The Internet hactivist collective known as Anonymous is a mysterious voice for justice and freedom, but when they don’t have a cause, they get bored and cause some good old fashioned mischief online. Today, they targeted their efforts in the name of mischief (read: lulz) at Burger King, hacking and hijacking their Twitter account and tweeting/retweeting all sorts of entertaining gems.
Part of the hilarity involved completely re-branding the account as McDonalds, claiming that all Burger King employees are prescription drug-addled worker drones, and confessing that Burger King products are now made with 99% pure MDPV (that’s the zombie-making drug known as “Bath Salts,” by the way).

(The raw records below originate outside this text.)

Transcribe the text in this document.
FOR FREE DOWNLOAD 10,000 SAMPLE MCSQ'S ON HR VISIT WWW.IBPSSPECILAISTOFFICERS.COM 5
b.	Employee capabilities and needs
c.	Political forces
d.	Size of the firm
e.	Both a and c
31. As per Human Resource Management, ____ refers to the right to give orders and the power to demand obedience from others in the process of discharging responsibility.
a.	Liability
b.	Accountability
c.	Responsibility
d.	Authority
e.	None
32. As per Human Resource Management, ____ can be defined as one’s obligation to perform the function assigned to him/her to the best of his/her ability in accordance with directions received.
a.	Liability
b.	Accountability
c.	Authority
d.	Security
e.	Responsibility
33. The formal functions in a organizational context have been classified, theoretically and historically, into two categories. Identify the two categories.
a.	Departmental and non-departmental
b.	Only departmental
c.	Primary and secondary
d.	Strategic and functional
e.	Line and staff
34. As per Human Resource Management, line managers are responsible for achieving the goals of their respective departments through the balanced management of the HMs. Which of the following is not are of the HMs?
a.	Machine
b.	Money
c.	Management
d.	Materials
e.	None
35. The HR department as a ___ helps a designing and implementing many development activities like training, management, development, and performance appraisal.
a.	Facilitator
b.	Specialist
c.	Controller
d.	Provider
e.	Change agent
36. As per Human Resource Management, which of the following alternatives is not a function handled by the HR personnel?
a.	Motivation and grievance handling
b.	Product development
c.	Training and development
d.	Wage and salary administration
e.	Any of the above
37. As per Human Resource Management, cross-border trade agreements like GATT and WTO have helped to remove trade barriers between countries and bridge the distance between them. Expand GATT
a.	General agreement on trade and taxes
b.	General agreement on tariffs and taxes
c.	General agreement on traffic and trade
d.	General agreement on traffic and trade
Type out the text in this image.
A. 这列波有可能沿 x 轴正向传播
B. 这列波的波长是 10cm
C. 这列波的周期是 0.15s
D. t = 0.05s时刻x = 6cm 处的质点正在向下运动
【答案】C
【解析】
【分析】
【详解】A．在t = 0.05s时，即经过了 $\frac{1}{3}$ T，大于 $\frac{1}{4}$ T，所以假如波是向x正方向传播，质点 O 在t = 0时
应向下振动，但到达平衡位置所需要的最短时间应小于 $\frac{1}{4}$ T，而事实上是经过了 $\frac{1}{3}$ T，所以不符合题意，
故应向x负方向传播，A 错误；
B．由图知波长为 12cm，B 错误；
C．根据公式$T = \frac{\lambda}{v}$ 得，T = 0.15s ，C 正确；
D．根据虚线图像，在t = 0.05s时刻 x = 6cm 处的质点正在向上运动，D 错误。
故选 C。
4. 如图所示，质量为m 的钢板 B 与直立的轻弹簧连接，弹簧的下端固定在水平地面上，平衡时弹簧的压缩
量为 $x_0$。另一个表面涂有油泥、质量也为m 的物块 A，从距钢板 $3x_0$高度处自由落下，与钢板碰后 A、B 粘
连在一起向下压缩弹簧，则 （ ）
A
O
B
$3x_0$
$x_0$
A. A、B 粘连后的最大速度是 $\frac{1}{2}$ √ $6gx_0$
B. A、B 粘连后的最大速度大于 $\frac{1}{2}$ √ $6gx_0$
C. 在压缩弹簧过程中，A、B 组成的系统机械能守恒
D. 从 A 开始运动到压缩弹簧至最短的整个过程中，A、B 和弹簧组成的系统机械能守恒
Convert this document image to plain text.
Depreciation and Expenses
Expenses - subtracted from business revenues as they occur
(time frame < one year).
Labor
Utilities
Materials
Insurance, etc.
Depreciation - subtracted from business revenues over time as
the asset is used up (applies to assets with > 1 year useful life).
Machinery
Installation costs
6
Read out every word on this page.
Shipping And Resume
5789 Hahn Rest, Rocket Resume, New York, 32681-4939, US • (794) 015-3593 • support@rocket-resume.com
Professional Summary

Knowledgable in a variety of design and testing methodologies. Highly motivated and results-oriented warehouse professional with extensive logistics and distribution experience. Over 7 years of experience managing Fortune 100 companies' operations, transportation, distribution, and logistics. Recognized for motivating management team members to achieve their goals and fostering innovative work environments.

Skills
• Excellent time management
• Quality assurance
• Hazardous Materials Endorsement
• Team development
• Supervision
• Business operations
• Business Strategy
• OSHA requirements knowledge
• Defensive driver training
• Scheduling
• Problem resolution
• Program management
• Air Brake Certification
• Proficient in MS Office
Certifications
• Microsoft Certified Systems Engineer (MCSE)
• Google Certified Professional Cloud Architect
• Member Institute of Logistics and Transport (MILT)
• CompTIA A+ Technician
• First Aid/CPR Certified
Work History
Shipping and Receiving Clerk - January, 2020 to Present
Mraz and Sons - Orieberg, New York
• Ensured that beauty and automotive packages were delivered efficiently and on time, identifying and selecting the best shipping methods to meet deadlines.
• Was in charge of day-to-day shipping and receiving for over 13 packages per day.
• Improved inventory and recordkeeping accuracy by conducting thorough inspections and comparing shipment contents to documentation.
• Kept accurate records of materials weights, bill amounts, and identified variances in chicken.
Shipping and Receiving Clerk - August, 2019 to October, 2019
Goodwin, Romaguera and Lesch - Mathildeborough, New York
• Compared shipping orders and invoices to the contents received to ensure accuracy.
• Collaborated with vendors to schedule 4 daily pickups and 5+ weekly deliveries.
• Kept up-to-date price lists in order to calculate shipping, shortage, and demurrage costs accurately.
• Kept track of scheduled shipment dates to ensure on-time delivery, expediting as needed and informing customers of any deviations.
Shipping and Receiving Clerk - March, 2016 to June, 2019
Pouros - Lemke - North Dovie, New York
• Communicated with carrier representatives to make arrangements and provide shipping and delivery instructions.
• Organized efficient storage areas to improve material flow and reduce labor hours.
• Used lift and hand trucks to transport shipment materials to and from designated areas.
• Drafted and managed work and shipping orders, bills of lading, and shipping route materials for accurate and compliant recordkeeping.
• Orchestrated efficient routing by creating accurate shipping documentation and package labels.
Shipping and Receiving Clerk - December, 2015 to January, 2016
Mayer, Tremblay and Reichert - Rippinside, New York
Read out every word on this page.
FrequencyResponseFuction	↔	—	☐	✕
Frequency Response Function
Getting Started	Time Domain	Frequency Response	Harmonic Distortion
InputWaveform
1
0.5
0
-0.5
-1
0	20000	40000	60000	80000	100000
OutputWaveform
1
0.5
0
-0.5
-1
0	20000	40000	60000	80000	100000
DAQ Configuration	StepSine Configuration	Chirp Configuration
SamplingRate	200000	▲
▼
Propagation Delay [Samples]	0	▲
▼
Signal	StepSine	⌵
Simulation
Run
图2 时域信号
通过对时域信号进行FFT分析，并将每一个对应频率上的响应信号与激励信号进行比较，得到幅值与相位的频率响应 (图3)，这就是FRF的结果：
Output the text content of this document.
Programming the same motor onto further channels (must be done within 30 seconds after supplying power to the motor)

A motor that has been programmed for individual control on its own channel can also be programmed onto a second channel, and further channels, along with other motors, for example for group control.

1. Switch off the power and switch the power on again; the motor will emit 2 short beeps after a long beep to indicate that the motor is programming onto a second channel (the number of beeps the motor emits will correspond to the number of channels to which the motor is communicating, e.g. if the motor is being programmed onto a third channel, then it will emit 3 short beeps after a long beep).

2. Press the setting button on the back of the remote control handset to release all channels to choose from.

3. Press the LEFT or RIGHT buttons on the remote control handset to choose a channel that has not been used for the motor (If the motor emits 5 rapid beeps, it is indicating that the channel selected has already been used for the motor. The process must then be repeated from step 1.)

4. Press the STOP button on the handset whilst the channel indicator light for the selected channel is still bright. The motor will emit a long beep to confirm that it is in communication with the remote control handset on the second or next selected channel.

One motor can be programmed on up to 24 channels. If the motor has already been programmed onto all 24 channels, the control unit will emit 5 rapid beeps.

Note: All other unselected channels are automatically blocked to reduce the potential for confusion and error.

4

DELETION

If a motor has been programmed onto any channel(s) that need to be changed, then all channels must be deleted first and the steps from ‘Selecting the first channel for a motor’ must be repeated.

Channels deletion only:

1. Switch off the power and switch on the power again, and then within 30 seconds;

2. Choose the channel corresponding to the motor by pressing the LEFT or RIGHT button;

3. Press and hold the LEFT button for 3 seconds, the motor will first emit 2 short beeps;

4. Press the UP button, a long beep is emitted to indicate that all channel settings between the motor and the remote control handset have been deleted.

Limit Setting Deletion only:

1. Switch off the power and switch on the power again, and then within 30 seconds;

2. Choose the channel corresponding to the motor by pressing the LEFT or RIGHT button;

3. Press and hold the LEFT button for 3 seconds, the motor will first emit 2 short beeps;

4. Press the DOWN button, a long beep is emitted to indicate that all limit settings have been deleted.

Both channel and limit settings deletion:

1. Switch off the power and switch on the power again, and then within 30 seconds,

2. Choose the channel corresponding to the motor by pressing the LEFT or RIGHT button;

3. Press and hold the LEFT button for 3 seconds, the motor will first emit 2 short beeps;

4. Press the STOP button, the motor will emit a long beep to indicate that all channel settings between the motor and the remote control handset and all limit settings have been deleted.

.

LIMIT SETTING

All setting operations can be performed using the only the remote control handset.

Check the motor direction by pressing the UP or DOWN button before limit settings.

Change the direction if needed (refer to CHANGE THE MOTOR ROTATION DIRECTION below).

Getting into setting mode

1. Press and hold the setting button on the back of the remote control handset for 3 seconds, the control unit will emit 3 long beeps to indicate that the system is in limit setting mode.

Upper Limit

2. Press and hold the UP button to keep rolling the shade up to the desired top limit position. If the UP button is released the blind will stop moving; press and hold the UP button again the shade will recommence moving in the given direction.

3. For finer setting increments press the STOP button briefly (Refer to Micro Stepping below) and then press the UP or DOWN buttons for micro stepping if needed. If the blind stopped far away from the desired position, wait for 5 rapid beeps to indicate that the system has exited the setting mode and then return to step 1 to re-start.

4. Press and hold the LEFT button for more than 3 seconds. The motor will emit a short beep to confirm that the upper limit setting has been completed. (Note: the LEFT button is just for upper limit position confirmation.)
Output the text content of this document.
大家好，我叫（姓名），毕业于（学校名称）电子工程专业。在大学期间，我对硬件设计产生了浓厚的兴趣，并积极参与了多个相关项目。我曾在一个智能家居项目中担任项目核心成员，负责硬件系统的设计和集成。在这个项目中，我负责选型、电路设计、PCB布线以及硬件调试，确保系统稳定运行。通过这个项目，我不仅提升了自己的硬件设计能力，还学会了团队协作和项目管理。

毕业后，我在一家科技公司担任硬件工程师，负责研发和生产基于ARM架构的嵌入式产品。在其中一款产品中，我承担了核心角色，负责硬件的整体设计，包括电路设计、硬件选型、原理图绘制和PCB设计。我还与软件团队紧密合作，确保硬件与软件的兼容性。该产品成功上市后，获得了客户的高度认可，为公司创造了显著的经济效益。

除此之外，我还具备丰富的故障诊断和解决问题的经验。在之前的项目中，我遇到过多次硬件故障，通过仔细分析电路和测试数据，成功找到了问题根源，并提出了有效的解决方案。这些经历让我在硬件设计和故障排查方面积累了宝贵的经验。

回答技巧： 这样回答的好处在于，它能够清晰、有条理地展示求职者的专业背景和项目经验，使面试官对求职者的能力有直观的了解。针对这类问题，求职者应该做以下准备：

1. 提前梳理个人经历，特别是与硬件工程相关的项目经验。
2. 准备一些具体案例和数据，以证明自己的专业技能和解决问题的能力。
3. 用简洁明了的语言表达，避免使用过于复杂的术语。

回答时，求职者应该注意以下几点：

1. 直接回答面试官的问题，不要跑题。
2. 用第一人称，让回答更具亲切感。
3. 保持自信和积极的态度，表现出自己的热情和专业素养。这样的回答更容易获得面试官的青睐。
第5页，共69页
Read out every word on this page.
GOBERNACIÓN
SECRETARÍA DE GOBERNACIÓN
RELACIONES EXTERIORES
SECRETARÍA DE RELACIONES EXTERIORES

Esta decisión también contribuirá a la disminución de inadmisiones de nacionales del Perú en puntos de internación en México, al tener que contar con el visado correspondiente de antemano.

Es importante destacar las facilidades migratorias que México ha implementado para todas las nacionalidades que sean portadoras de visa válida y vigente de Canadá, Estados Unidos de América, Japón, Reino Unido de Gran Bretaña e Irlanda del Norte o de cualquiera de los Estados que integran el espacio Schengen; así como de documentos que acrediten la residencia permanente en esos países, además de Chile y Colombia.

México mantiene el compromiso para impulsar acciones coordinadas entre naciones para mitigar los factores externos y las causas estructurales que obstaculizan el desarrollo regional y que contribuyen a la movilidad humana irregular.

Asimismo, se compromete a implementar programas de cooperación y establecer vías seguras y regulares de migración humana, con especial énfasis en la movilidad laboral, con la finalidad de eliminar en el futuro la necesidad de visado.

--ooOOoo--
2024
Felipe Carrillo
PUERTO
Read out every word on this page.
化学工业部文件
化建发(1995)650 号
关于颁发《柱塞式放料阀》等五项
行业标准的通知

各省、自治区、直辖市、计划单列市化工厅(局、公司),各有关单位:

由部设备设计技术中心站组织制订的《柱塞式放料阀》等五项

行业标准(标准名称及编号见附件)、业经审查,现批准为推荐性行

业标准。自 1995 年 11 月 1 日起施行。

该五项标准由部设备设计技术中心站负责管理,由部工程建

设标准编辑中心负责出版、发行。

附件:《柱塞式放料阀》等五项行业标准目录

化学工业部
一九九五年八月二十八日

This kind of unpredictability is part of what makes Anonymous so fun. The government and other big-wigs fear them because they don’t understand them, but many of us nearer the bottom of the power spectrum are glad to have a seemingly unstoppable advocate that, at the very least, provides us with some good “lulz” from time to time.
Burger King unfortunately suspended their account, probably seeing no other recourse aside from watching their brand get flushed down the toilet. Fortunately, this is the Internet, and there are screencaps.
And the header:
Come on, BK Lounge. This could be seen as a badge of honor, you know.
We’re guessing the @burgerking social media team is having a bad day…
— Anonymous (@YourAnonNews) February 18, 2013
And just like when 9/11 happened, and Afghanistan was the first to ring the US up to say “It weren’t us …”
We empathize with our @burgerking counterparts. Rest assured, we had nothing to do with the hacking.
— McDonald’s (@McDonalds) February 18, 2013
Oh McDonalds. Why open yourselves up like that?